The research, published by the Social Science Research Network evaluated the effectiveness of calcifediol – a Vitamin D3 – on more than 550 people.
Those who took part in the trial were randomly assigned as either recipient of the calcifediol treatment or as controls on admission.
Although the paper is still in the preliminary stages and awaiting peer review, results showed 36 of the 551 patients treated with calcifediol died from COVID-19, compared to 57 patients out of 379 in the control group.
Researchers found only five per cent of the calcifediol group were admitted to the critical care units.
Scientists wrote: ”Adjusted results showed a reduced mortality of more than 60 per cent for people who received the treatment.
“We have observed that, in hospitalised COVID-19 patients, treatment with calcifediol reduced the requirement for critical care by more than 80%.
“This supports the conclusion of a prior pilot trial in Cordoba in which calcifediol treatment lead to a reduction of more than 50% of ICU admission in hospitalised COVID-19 patients.’
The study has resulted in calls for hospitals to start using Vitamin D ‘immediately’ to treat COVID-19 patients.

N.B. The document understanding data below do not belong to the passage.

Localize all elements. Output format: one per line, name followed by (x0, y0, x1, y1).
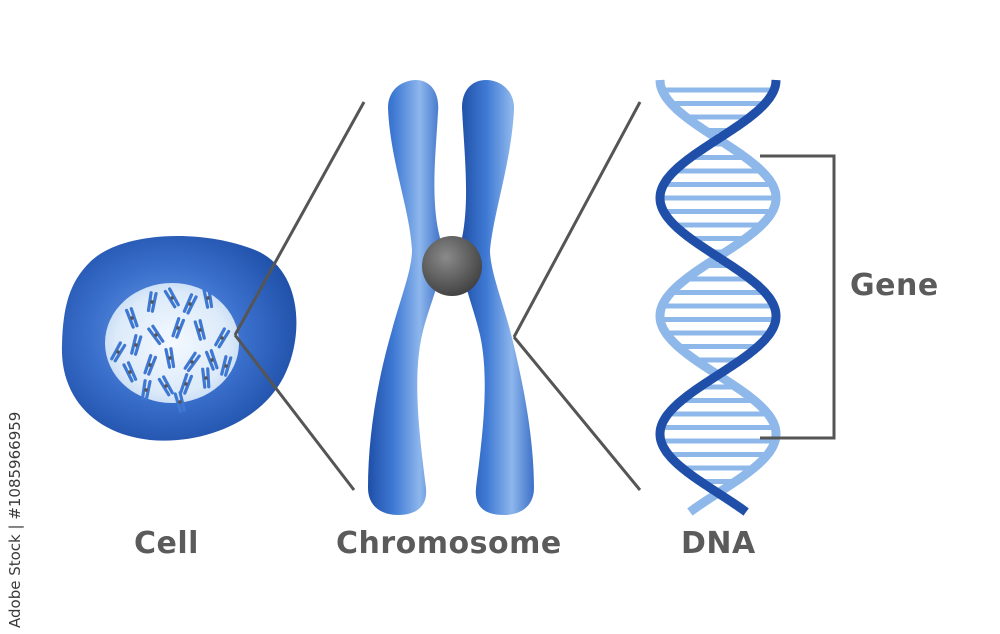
zoom-lines-cell-chromosome (233, 101, 366, 491)
nucleus-chromosome (214, 327, 231, 349)
zoom-line (512, 101, 642, 338)
nucleus-chromosome (110, 341, 127, 363)
nucleus-chromosome (173, 391, 186, 413)
dna-helix (655, 79, 781, 516)
chromosome-label: Chromosome (336, 526, 562, 561)
nucleus-chromosomes (110, 287, 233, 413)
nucleus-chromosome (204, 349, 219, 371)
zoom-line (233, 334, 356, 491)
nucleus-chromosome (220, 355, 233, 377)
nucleus-chromosome (157, 375, 174, 397)
nucleus-chromosome (179, 373, 194, 395)
dna-strand-light (655, 79, 781, 516)
nucleus-chromosome (182, 293, 198, 315)
stock-id-watermark: Adobe Stock | #1085966959 (6, 411, 24, 628)
cell-label: Cell (134, 526, 199, 561)
nucleus-chromosome (124, 307, 139, 329)
zoom-line (512, 336, 642, 491)
dna-label: DNA (681, 526, 756, 561)
chromosome-illustration (368, 80, 534, 515)
nucleus-chromosome (163, 287, 180, 309)
chromatid-left (368, 80, 443, 515)
nucleus-chromosome (202, 287, 214, 309)
nucleus-chromosome (130, 334, 143, 356)
nucleus-chromosome (183, 351, 201, 373)
nucleus-chromosome (171, 317, 186, 339)
nucleus-chromosome (140, 379, 152, 401)
cell-nucleus (105, 283, 239, 403)
nucleus-chromosome (146, 291, 158, 313)
gene-label: Gene (850, 268, 939, 303)
zoom-line (233, 101, 366, 336)
nucleus-chromosome (193, 319, 206, 341)
gene-bracket (760, 154, 836, 440)
nucleus-chromosome (201, 367, 211, 389)
cell-illustration (61, 236, 297, 441)
nucleus-chromosome (147, 324, 165, 346)
nucleus-chromosome (164, 347, 176, 369)
dna-strand-dark (655, 79, 781, 516)
zoom-lines-chromosome-dna (512, 101, 642, 491)
centromere (422, 236, 482, 296)
nucleus-chromosome (122, 361, 138, 383)
nucleus-chromosome (143, 354, 158, 376)
chromatid-right (460, 80, 534, 515)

Former Brexit Secretary, MP David Davis, said the findings from the Spanish hospital are part of a ‘very important study’ and could ‘save many thousands of lives.’
He said: “Since the study demonstrates that the clear relationship between vitamin D and COVID mortality is causal, the UK government should increase the dose and availability of free vitamin D to all the vulnerable groups.
“These approaches will save many thousands of lives. They are overdue and should be started immediately.”